1/7 Very excited to share findings of the largest #autism whole genome sequencing (WGS) study, published in Cell @CellCellPress@SickKidsNews@autismspeaks
Over 100 investigators involved.. a true team science effort!
2/7 Of note, the latest release of the Autism Speaks MSSNG resource (research.mss.ng) contains whole-genome sequencing data from over 11,300 individuals from families with autism.
3/7 Analysis of MSSNG in conjunction with SFARI (sfari.org) and ASC (genome.emory.edu/ASC/) revealed 134 autism-associated genes.
4/7 This study expanded existing WGS analyses by examining a broad range of variants, incl. short insertions/deletions, mitochondrial DNA variants, and structural variants (copy-number variants, inversions, larger insertions, uniparental disomies, and tandem repeat expansions).

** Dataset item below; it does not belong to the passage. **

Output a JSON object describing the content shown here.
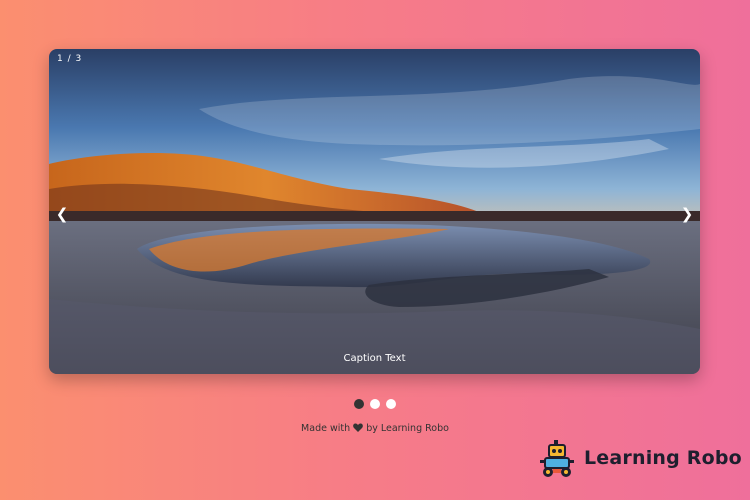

5/7. Many complex autism-associated variants were identified that would not have been detectable without WGS, highlighting the strength and relevance of this approach. For example, a de novo frameshift nuclear mitochondrial nuclear mitochondrial insertion in SYNGAP1.
6/7 Polygenic risk scores (PRS) were over-transmitted from parents to children with ASD, but not to siblings without ASD; however, they were not predictive at the level of individuals or families.
7/7 Relevant rare genetic variants were identified in approximately 14% of individuals with autism.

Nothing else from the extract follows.